L’une des contraintes majeures du projet résidait dans l’absence de murs de séparation. Chun Wai Chan occupe ce studio depuis environ trois ans, et la nécessité de définir des zones distinctes — sommeil, salon, cuisine, travail — s’est imposée pour éviter la sensation d’encombrement visuel. Plutôt que de recourir à des paravents ou des étagères massives qui auraient fragmenté la lumière et réduit l’espace disponible pour le mouvement, Josh Greene a privilégié une délimitation par la couleur. La palette choisie s’appuie sur des tons terreux et apaisants, créant une transition fluide mais lisible entre l’entrée et le cœur de la pièce. Cette méthode de conception s’est nourrie d’un dialogue constant entre le designer et le danseur, Greene utilisant des métaphores issues de la danse pour guider les choix de son client, se positionnant comme un chorégraphe de l’espace face à un interprète exigeant.

L’équilibre entre mobilier et zone de répétition

Pour un premier danseur, le salon n’est pas seulement une pièce de réception, c’est une extension de la scène. L’aménagement central a donc été pensé pour être dégagé de tout mobilier lourd ou difficile à déplacer. Le tapis, élément central du salon, reste libre afin de permettre la pratique de la danse et des étirements au sol à tout moment de la journée. Cette exigence de vide a poussé le designer à chercher des solutions de rangement ailleurs. Une chaise, en apparence simple, assure une double fonction : elle permet d’accéder aux placards situés en hauteur, optimisant le volume vertical du studio, tout en servant de barre de ballet mobile pour les exercices de maintien à domicile.

L’aspect technologique n’a pas été oublié. Chun Wai Chan utilise régulièrement son domicile comme studio d’enregistrement pour des cours sur Zoom ou des interviews. Un emplacement spécifique a été calculé pour le trépied et la caméra, offrant le recul nécessaire pour capturer le corps du danseur dans son intégralité, une prouesse technique dans un espace aussi restreint.

Optimisation radicale et partenariat avec West Elm

Le manque de placards, récurrent dans l’immobilier ancien de Manhattan, a imposé des solutions de stockage non conventionnelles. Dans la cuisine, le four a été détourné de sa fonction première pour devenir un espace de rangement supplémentaire. Mais c’est dans le coin nuit que l’optimisation est la plus manifeste. Grâce à un partenariat avec l’enseigne West Elm, Greene a intégré le lit coffre « Miles Wood & Upholstered Side Storage Bed ». Ce modèle intègre des tiroirs et des compartiments sous le matelas, permettant de dissimuler une partie de la garde-robe et du matériel du danseur sans empiéter sur la surface au sol.

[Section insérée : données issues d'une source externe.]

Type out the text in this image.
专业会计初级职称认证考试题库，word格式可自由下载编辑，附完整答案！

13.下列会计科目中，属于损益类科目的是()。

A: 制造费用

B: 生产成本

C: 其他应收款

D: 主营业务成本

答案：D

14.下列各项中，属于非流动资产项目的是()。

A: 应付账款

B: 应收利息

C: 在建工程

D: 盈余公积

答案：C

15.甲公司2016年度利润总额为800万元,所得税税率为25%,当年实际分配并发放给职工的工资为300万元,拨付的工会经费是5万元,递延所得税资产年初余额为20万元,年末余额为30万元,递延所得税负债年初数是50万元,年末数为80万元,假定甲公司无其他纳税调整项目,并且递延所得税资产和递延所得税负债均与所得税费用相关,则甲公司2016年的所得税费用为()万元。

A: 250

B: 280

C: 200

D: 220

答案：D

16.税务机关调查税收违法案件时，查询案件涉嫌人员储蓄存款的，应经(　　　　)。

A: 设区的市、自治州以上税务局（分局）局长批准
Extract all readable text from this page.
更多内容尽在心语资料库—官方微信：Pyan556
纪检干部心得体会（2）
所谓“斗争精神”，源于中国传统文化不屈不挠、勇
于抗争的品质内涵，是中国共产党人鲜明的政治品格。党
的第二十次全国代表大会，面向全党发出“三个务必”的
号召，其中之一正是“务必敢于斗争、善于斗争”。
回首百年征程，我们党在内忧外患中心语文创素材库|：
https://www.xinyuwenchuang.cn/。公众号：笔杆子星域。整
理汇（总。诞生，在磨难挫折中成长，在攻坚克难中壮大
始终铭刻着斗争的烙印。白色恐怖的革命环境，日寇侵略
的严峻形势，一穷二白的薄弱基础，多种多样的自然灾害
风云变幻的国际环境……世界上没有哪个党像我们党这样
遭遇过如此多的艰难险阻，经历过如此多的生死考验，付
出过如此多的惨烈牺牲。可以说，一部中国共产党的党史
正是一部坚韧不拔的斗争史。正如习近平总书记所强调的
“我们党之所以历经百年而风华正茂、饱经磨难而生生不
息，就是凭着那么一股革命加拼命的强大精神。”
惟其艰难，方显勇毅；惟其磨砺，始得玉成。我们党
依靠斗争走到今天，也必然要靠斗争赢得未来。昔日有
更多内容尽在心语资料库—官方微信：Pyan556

Cette approche permet de conserver une atmosphère épurée, essentielle à la sérénité du lieu. Le budget global de la décoration et le prix exact du mobilier ne sont pas communiqués, mais l’accent a été mis sur des pièces multifonctionnelles capables de répondre à l’intensité du quotidien d’un artiste de haut niveau.

L’art comme prolongement du mouvement

Le studio n’est pas uniquement un lieu de repos ou d’entraînement ; il sert également d’atelier de création. Chun Wai Chan y pratique la peinture, une activité qu’il lie intrinsèquement à son métier premier. Les tableaux muraux suspendus au-dessus du canapé sont des œuvres originales qu’il a lui-même réalisées. Le processus de création est unique : il utilise ses pieds et ses chaussons de ballet pour appliquer la couleur sur la toile, transformant ses mouvements de danse en traces graphiques permanentes. Cette touche personnelle finit d’ancrer l’appartement dans l’identité de son occupant, faisant du 32 mètres carrés un portrait fidèle de l’artiste. En évitant les solutions de rangement standardisées au profit d’un aménagement sur mesure, Josh Greene a prouvé qu’un petit espace peut absorber une vie débordante d’activité, à condition que chaque objet y trouve sa juste place.